Let $X_1 , \dots, X_n$ be independent standard normal variables.
How do I show that $\hat{X}_n$ (average of $X_1 , \dots, X_n$) is independent with $\frac{1}{n}\sum_{i=1}^{n}|X_i-\hat{X}_n|$ and $(X_1-\hat{X}_n, \dots, X_n -\hat{X}_n)$?

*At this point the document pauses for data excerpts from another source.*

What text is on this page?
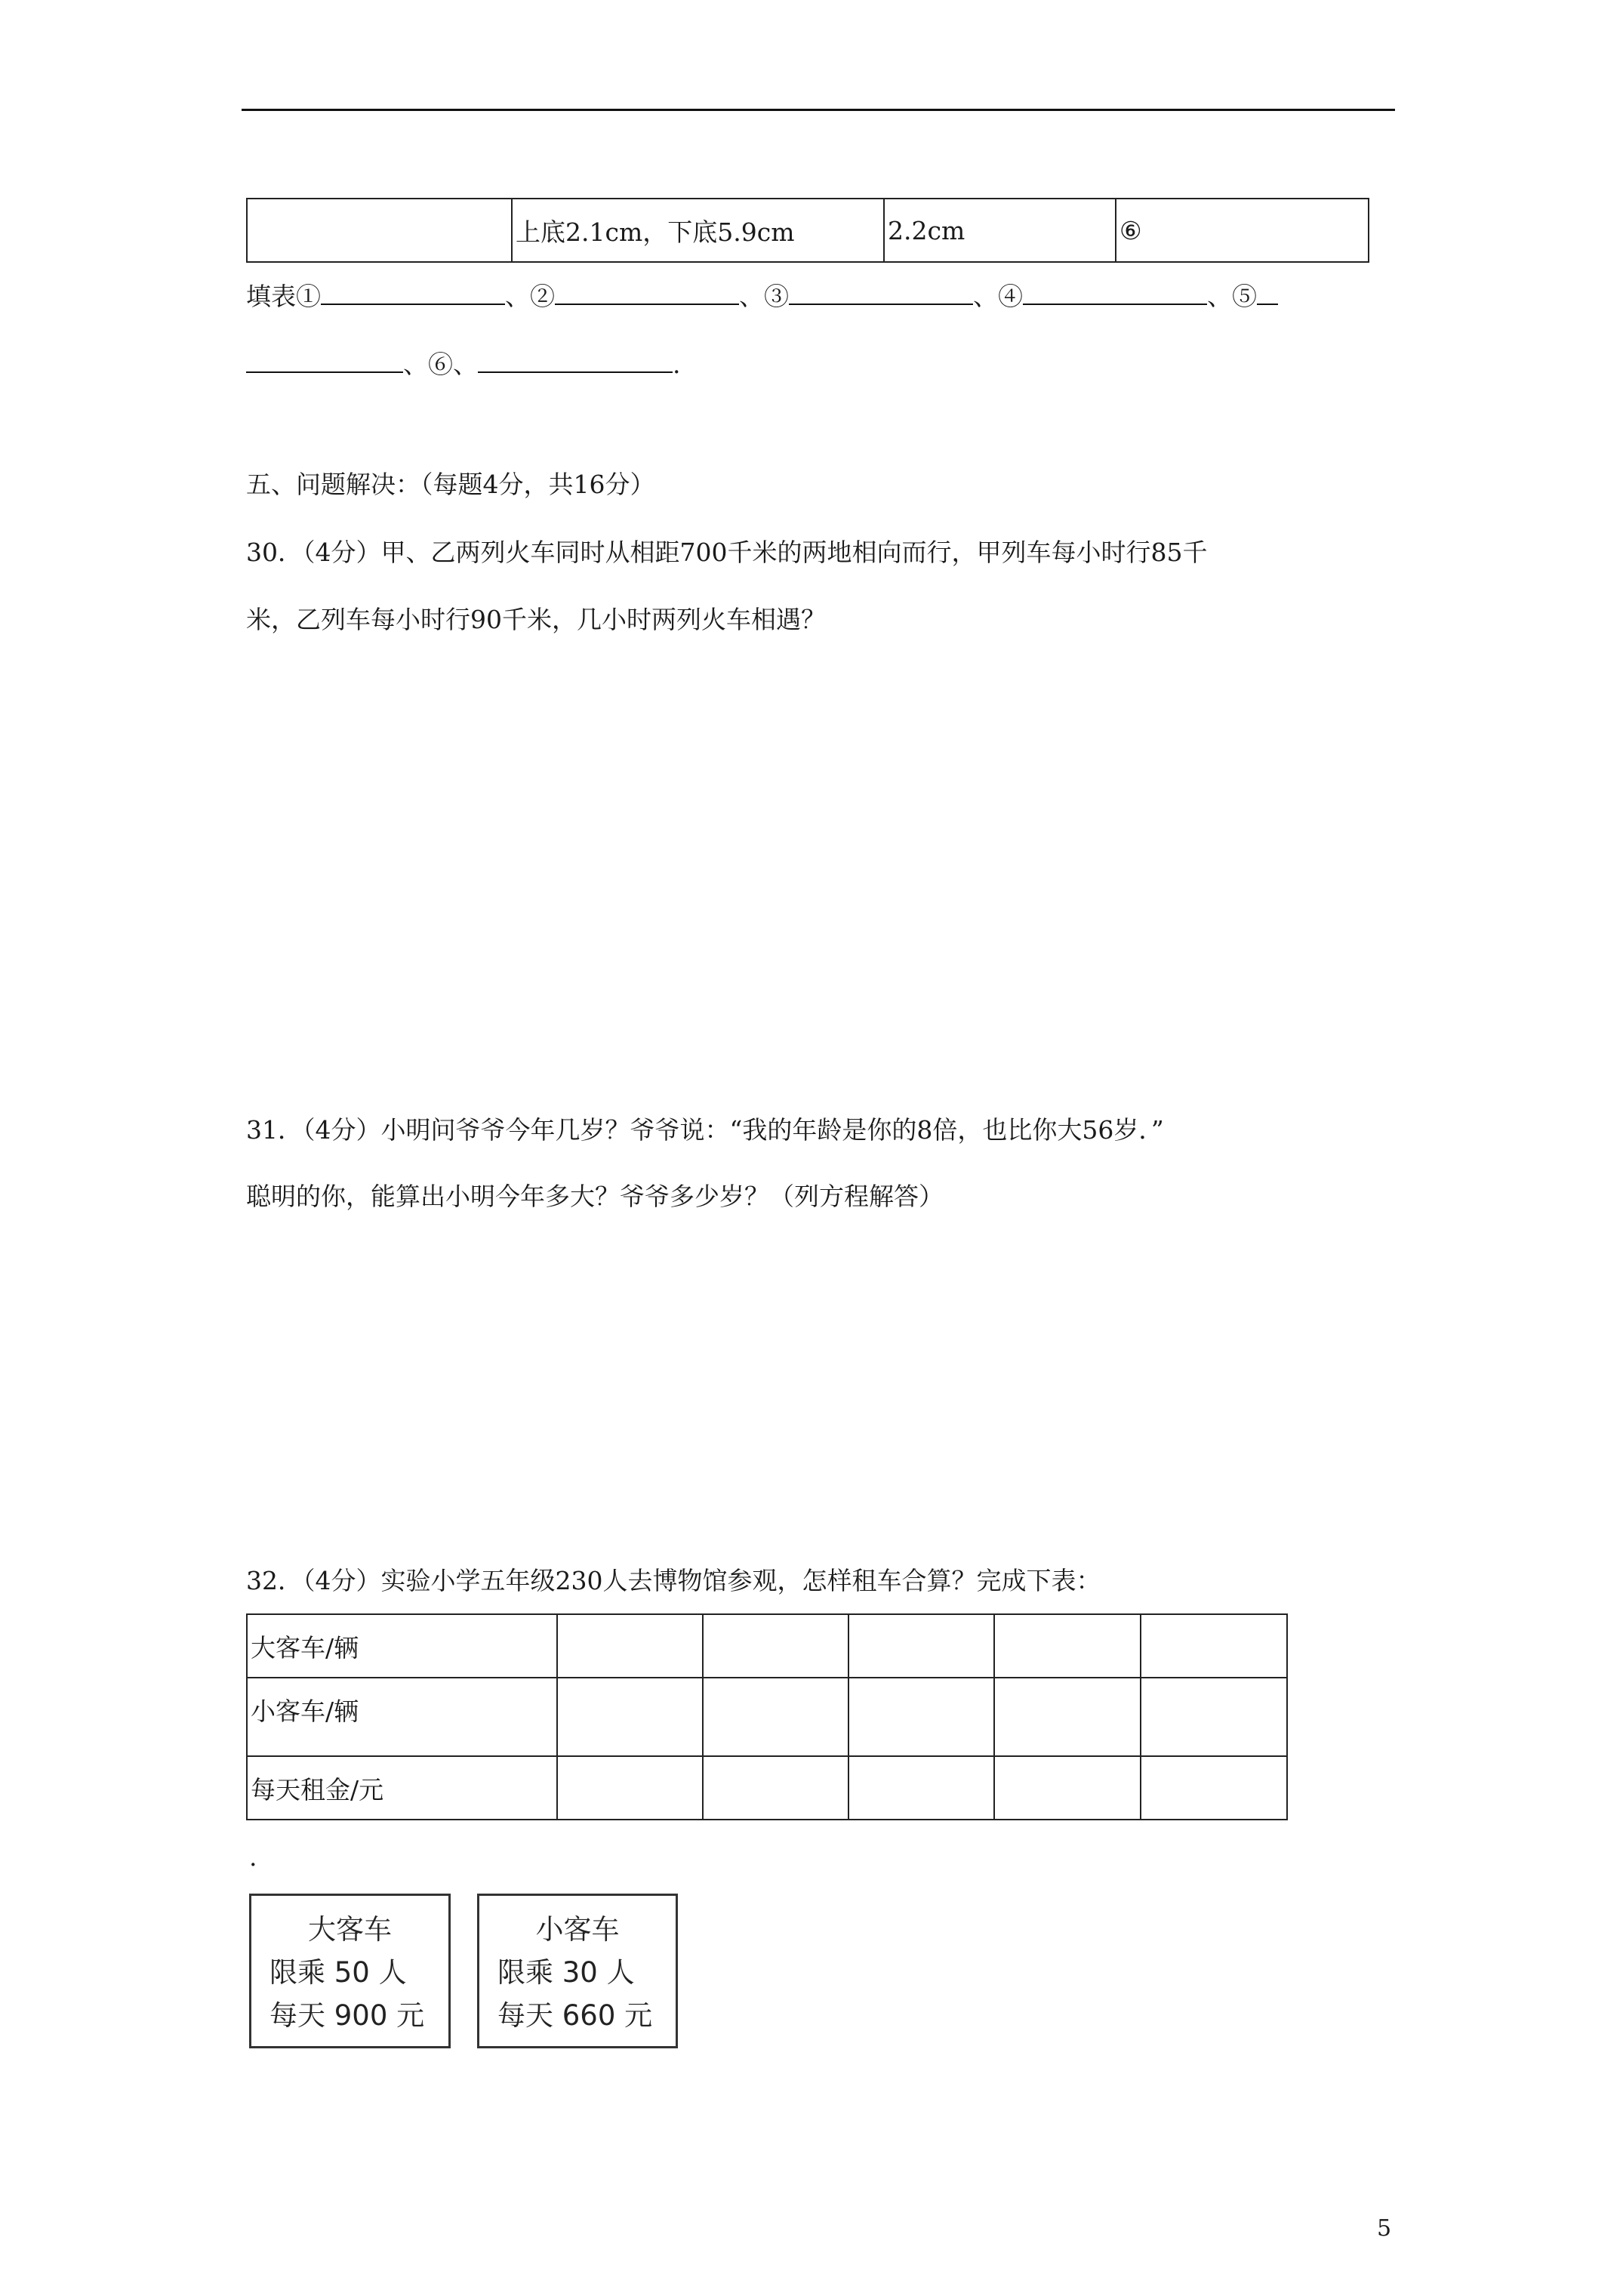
	上底2.1cm，下底5.9cm	2.2cm	⑥
填表①	、②	、③	、④	、⑤
、⑥、	.
五、问题解决：（每题4分，共16分）
30．（4分）甲、乙两列火车同时从相距700千米的两地相向而行，甲列车每小时行85千
米，乙列车每小时行90千米，几小时两列火车相遇？
31．（4分）小明问爷爷今年几岁？爷爷说：“我的年龄是你的8倍，也比你大56岁．”
聪明的你，能算出小明今年多大？爷爷多少岁？（列方程解答）
32．（4分）实验小学五年级230人去博物馆参观，怎样租车合算？完成下表：
大客车/辆					
小客车/辆					
每天租金/元					
.
大客车
限乘 50 人
每天 900 元
小客车
限乘 30 人
每天 660 元
5
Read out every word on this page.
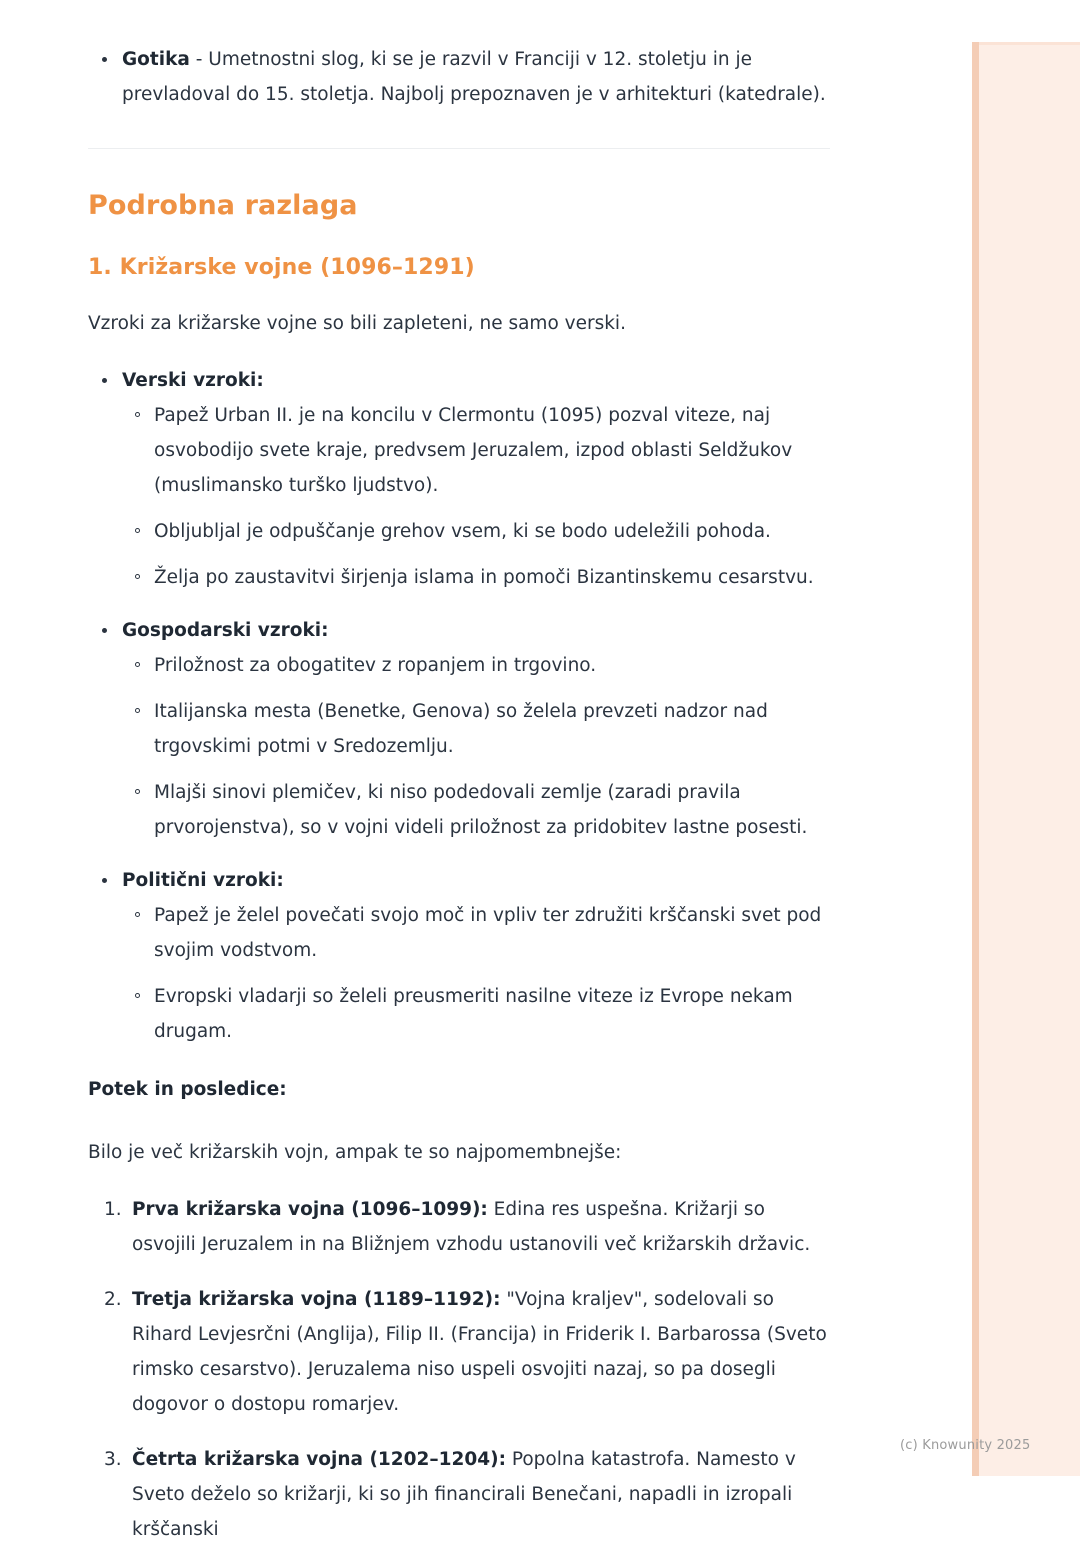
Gotika - Umetnostni slog, ki se je razvil v Franciji v 12. stoletju in je prevladoval do 15. stoletja. Najbolj prepoznaven je v arhitekturi (katedrale).
Podrobna razlaga
1. Križarske vojne (1096–1291)

Vzroki za križarske vojne so bili zapleteni, ne samo verski.

Verski vzroki:
Papež Urban II. je na koncilu v Clermontu (1095) pozval viteze, naj osvobodijo svete kraje, predvsem Jeruzalem, izpod oblasti Seldžukov (muslimansko turško ljudstvo).
Obljubljal je odpuščanje grehov vsem, ki se bodo udeležili pohoda.
Želja po zaustavitvi širjenja islama in pomoči Bizantinskemu cesarstvu.
Gospodarski vzroki:
Priložnost za obogatitev z ropanjem in trgovino.
Italijanska mesta (Benetke, Genova) so želela prevzeti nadzor nad trgovskimi potmi v Sredozemlju.
Mlajši sinovi plemičev, ki niso podedovali zemlje (zaradi pravila prvorojenstva), so v vojni videli priložnost za pridobitev lastne posesti.
Politični vzroki:
Papež je želel povečati svojo moč in vpliv ter združiti krščanski svet pod svojim vodstvom.
Evropski vladarji so želeli preusmeriti nasilne viteze iz Evrope nekam drugam.

Potek in posledice:

Bilo je več križarskih vojn, ampak te so najpomembnejše:

Prva križarska vojna (1096–1099): Edina res uspešna. Križarji so osvojili Jeruzalem in na Bližnjem vzhodu ustanovili več križarskih državic.
Tretja križarska vojna (1189–1192): "Vojna kraljev", sodelovali so Rihard Levjesrčni (Anglija), Filip II. (Francija) in Friderik I. Barbarossa (Sveto rimsko cesarstvo). Jeruzalema niso uspeli osvojiti nazaj, so pa dosegli dogovor o dostopu romarjev.
Četrta križarska vojna (1202–1204): Popolna katastrofa. Namesto v Sveto deželo so križarji, ki so jih financirali Benečani, napadli in izropali krščanski
(c) Knowunity 2025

My attempt for the second part:
I check whether $Cov(X_i-\hat{X}_n,\hat{X}_n)=0$ as follows:
$$\mathsf{Cov}(X_i-\hat{X}_n,\hat{X}_n)=\mathsf{Cov}(X_i,\hat{X}_n)-\mathsf{Cov}(\hat{X}_n,\hat{X}_n)=\mathsf{Cov}(X_i,\hat{X}_n)-\mathsf{Var}(\hat{X}_n)=$$$$\mathsf{Cov}(X_i,\hat{X}_n)-\frac{\sigma^2}{n}=\frac{1}{n}\sum \mathsf{Cov}(X_i,X_j)-\frac{\sigma^2}{n} $$
Since $X_i$ and $X_j$ are independent for $i \neq j$:
$$=\frac{1}{n}\sum \mathsf{Cov}(X_i,X_j)-\frac{\sigma^2}{n}=\frac{\sigma^2}{n}-\frac{\sigma^2}{n}=0 $$
Is this correct? And how to show the first part?